What attracts graduates to work for SMEs Vs large organisations?

Mar 7, 2022 | Attraction & marketing

New analysis helps employers attract graduates by understanding their perceptions of SMEs Vs large organisations. 

A recent report by AGCAS and GTI identified significant differences in students and graduates who would prefer to work in a small to medium-sized enterprise (SME) after graduation, versus those who would prefer to work for a large organisation.

The research involved the analysis of findings from 2019 Cibyl student survey data from 71,713 students.
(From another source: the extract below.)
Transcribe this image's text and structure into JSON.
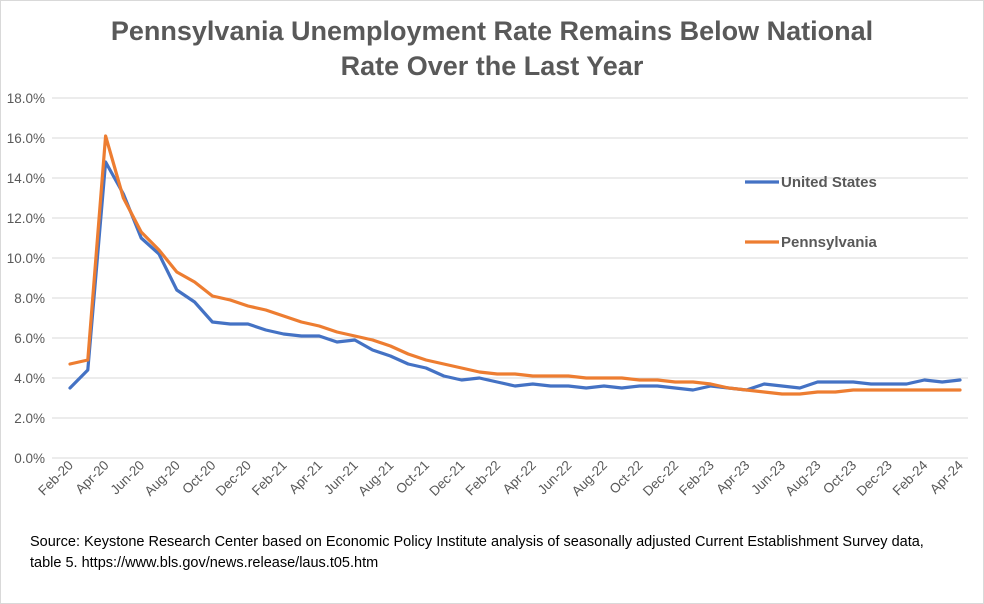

Relative Insight text analysis software was used to identify trends in the language used between popular and unpopular vacancies.

The research found that, overall, there was a preference for work in large organisations after graduation, with only 14% preferring to work for an SME.
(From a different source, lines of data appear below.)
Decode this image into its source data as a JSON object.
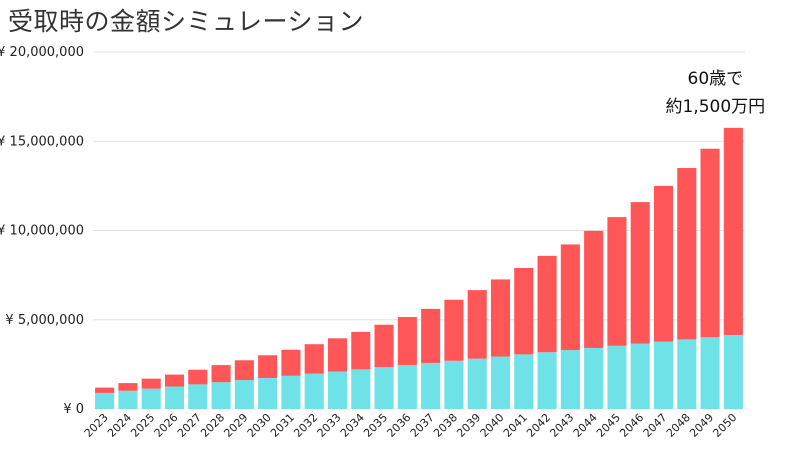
{
  "title": "受取時の金額シミュレーション",
  "chart_data": {
    "type": "bar",
    "stacked": true,
    "title": "受取時の金額シミュレーション",
    "ylim": [
      0,
      20000000
    ],
    "yticks": [
      0,
      5000000,
      10000000,
      15000000,
      20000000
    ],
    "ytick_labels": [
      "¥ 0",
      "¥ 5,000,000",
      "¥ 10,000,000",
      "¥ 15,000,000",
      "¥ 20,000,000"
    ],
    "grid": true,
    "categories": [
      "2023",
      "2024",
      "2025",
      "2026",
      "2027",
      "2028",
      "2029",
      "2030",
      "2031",
      "2032",
      "2033",
      "2034",
      "2035",
      "2036",
      "2037",
      "2038",
      "2039",
      "2040",
      "2041",
      "2042",
      "2043",
      "2044",
      "2045",
      "2046",
      "2047",
      "2048",
      "2049",
      "2050"
    ],
    "series": [
      {
        "color": "#6ee2e6",
        "values": [
          900000,
          1020000,
          1140000,
          1260000,
          1380000,
          1500000,
          1620000,
          1740000,
          1860000,
          1980000,
          2100000,
          2220000,
          2340000,
          2460000,
          2580000,
          2700000,
          2820000,
          2940000,
          3060000,
          3180000,
          3300000,
          3420000,
          3540000,
          3660000,
          3780000,
          3900000,
          4020000,
          4140000
        ]
      },
      {
        "color": "#ff5757",
        "values": [
          300000,
          430000,
          560000,
          670000,
          820000,
          960000,
          1110000,
          1270000,
          1460000,
          1650000,
          1860000,
          2100000,
          2380000,
          2690000,
          3030000,
          3420000,
          3840000,
          4320000,
          4840000,
          5400000,
          5920000,
          6560000,
          7210000,
          7930000,
          8720000,
          9600000,
          10560000,
          11610000
        ]
      }
    ],
    "annotation": {
      "lines": [
        "60歳で",
        "約1,500万円"
      ],
      "category": "2050"
    }
  }
}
However, when viewing careers content or applying for roles on targetjobs, typically in later stages of career readiness, 47% had a preference for SMEs, suggesting there may be a change over time, or a change relating to exposure to opportunities.

The research highlighted differences in preference based on student and graduate personal characteristics and the language used by employers in job adverts.

The findings will help employers of all sizes to better understand how to attract graduates.


Are SMEs perceived as more inclusive?

We found that participants who are bisexual, gay women, or who selected ‘other’, are more likely to want to work in an SME.

Students and graduates who identify as non-binary, or whose gender identity is not the same as the one they were assigned at birth, are also more likely to want to work in an SME after they leave university.

Similarly, disabled students are more likely to want to work for an SME after graduation and less likely to want to work for a large employer.

This suggests that there may be perceptions that SMEs are more inclusive employers, or are seen as more likely to share the values of those with particular characteristics.

Perhaps, SMEs are also considered to be more flexible workplaces, with less stringent rules in regards to dress codes and working patterns.

This was supported by the research findings, which outlined the most important factors for students/graduates when choosing an employer, with more of those who prefer to work for smaller organisations rating good work-life balance as very important.

For large organisations a high level of personal responsibility, high starting salary, excellent role models, innovation, and international opportunities were rated more important.

However, preference for SMEs is not the case for all those with protected characteristics.

In fact, respondents who are White are comparatively more likely to want to work in an SME after graduation, whereas Asian and Asian British, Black/African/Caribbean, Arab/Arab Scottish/Arab British, and ‘other’ respondents are all less likely to want to work for an SME after they graduate than the general population.

There may be cultural factors at play, yet both large employers and SMEs ought to consider how they can appeal to those with different characteristics, making their organisations inclusive for all.


Popular and unpopular language in job adverts

Relating to differences in preference by personal characteristics, the research also considered how SMEs can stand out, finding that vacancies that use more inclusive language appear to be more popular.

Vacancies that use language such as “we welcome applications from” or “whatever your degree type”, appear to be more popular, suggesting inclusive language is appealing to students and graduates.

Vacancies that demonstrate the prestige or value of the company are also popular, such as “we’ve won numerous awards” and “opportunity to learn from the best”.

Popular job adverts are also more likely to put the candidate at the centre by using phrases including “whether you want to be involved in X or Y”, “you can find yourself getting involved in…”, or “if you describe yourself as a problem solver”.

There were also language commonalities across unpopular job adverts.

Asking candidates to apply via email was 21.4x more likely to occur in an unpopular job advert than a popular one.

The way employers referred to candidates was also a factor with “be the ideal candidate”, or “possess strong interpersonal skills” appearing more in unpopular job adverts, rather than using language that is more inclusive and open to a range of candidates.

Perhaps surprisingly, language used to describe a specific kind of organisational culture seemed to appear more often in unpopular job adverts than popular ones, such as “young culture”, “Friday drinks”.


Attracting student and graduate candidates

There may be underlying misconceptions or myths about working in SMEs or about working in large corporations that do not reflect reality and may be putting off students and graduates from considering opportunities.

Graduates themselves are not homogenous – each individual has their own values, beliefs and career aspirations that inform their post-graduation choices. The report does not advocate for using data to pigeonhole students and graduates into destinations that the data suggests they may be interested in. It does however, point to a need to personalise job adverts through the use of inclusive language which centres the candidate.

There are some clear points of guidance that can be offered to both large employers and SMEs to help them engage successfully with students and graduates. This includes using inclusive language, explaining their value to society, and being careful with the use of perks in an attempt to appeal to students and graduates.

We hope this research can be further developed in the future to support the vibrant and diverse communities of SMEs and large employers, to attract great graduates and students to their organisations.